DB0-DB3 to ground

Hey so just a general question. i've got an LCD screen thats been in close proximity to poorly shielded motors on airsoft guns and lots of static. I have it setup so it uses the 6 pin setup (DB4-7 RS and E). Now some guides tell me I should leave the DB0-3 alone, and others tell me I should connect them to gnd to try and help get rid of the screen messing up.

Well, would it be helpful, I've only had the thing mess up on me (start throwing gibberish characters) like 2 times, and i just pull a screwdriver across the gnd and 5v for it and reset the thing. Though doing that, ill probably break it or the arduino it runs off of soon. So would going gnd do anything good, or is there anything else that could be done to help keep it from messing up?

It seems likely to me that high noise levels could cause the issues you are seeing.

I use this style screen extensively. When I breadboard a new project, I leave those pins floating. However, when I finalize it, I ground them. It's pretty easy to drag solder across them and stick a wire in to pull the whole blob to ground.

I have never had any problems, though, so I cannot confirm this will fix it for you. It is best practice to leave them not floating, and in this case, that means grounded.

Nikarus: i just pull a screwdriver across the gnd and 5v for it and reset the thing.

That's called "creating a short circuit." Most circuits are intentionally design to prevent that from ever happening, and you are doing it on purpose? Continue that practice and eventually you'll have a failure. In fact, even if you stop now you'll probably have a failure eventually because you are certainly damaging something. Not everything that is damaged fails immediately...

Did you also hear the sound of "USB device unplugged" on your computer when you stick the screwdrive at the 5V and gnd? Like James said, it's intentionally destroying your investment. I had short circuited a few things in the past and they all ended up in the dumpster.

liudr: Did you also hear the sound of "USB device unplugged" on your computer when you stick the screwdrive at the 5V and gnd? Like James said, it's intentionally destroying your investment. I had short circuited a few things in the past and they all ended up in the dumpster.

No infact it doesnt, In operation I'm nowhere near a computer since this is built into somethign for airsoft. and btw the screen works fine now.

But the screwdriver in question, Before everyone jumps to "your a dumbass" conclusions. From 1 face of the blade to the other is over 900 ohms. Its got this blueish coating on it, that according to my grandfather (used to run a TV/Radio shop back in the 50s and 60s) was put onto it for working with electronics and trying to maintain safety of not damaging things via short circuit in case you were working, you moved your hand wrong and touched 2 pins or something. But the thing still has makes good contact so in cases when you need to jump from 1 spot to another to see if something will get continuity it'll still make the jump.

Actually its fairly nifty of a concept.
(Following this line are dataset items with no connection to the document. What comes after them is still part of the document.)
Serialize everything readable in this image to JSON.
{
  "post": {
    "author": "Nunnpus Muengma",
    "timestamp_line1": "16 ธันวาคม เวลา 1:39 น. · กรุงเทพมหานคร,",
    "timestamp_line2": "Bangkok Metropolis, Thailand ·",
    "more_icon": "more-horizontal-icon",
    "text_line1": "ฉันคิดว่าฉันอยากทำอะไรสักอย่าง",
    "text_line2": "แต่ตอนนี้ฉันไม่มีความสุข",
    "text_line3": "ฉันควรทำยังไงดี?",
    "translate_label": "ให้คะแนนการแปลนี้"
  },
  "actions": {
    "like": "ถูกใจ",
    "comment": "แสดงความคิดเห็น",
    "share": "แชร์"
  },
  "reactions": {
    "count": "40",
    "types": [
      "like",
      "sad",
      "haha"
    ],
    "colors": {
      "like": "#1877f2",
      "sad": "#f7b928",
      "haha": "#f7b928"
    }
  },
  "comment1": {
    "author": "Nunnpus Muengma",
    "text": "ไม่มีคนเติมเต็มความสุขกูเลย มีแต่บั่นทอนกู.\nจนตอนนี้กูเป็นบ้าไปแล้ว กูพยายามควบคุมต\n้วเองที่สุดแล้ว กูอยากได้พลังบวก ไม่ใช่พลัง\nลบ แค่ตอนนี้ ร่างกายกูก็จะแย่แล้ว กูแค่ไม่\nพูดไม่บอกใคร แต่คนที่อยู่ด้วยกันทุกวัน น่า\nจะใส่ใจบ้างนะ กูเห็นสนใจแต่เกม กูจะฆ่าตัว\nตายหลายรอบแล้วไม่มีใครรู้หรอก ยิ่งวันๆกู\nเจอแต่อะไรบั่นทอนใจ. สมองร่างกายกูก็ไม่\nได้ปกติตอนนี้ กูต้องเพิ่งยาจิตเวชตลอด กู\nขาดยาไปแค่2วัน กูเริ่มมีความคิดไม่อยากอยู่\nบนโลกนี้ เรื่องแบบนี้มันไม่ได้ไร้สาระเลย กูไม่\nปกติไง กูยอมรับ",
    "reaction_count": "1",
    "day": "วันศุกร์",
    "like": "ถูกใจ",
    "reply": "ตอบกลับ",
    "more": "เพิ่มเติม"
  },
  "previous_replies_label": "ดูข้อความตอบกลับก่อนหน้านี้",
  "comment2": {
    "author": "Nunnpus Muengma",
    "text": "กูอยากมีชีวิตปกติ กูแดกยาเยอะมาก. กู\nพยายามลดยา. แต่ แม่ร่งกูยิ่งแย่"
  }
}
So in cases where I want to test a switch without having to grab an actual switch and a resistor, I can just use the driver to make the continuity and it also has the resistance built into it to protect from high current. Also it makes a great demo potentiometer because from the tip of the driver up to where it goes into the handle it gets ~ 20k ohms.

Yeha ill probably still break the screen or something in the future, but itll probably be more of a physical, got shot by airsoft BBs at closerange and the glass broke, failure and not an electronic. Which also leads to, its not that big of a deal if the thing breaks electronically because odds are im gonna break the thing physically first.

But w/e, thing works now, havent managed to get interference on the thing since tying the 4 pins I asked about to ground. So I'm jsut gonna do that in the future.

And yeah sorry for necroposting, havent been on in a couple weeks cause of schoolwork.

Thanks for the additional information. I just assumed it was a regular screw driver. Hope the shaft is also coated with the same material and it doesn't easily wear off from regular use with screws :)

From 1 face of the blade to the other is over 900 ohms.

So you are saying that putting a load of 900R across a power supply is enough to reset it. Please think again, according to you this is putting a load of 5mA across your supply. This is not enough to affect any power supply, it is not enough to reset a device. I will stick with the dumbass conclusions and suggest that you measure that screwdriver again.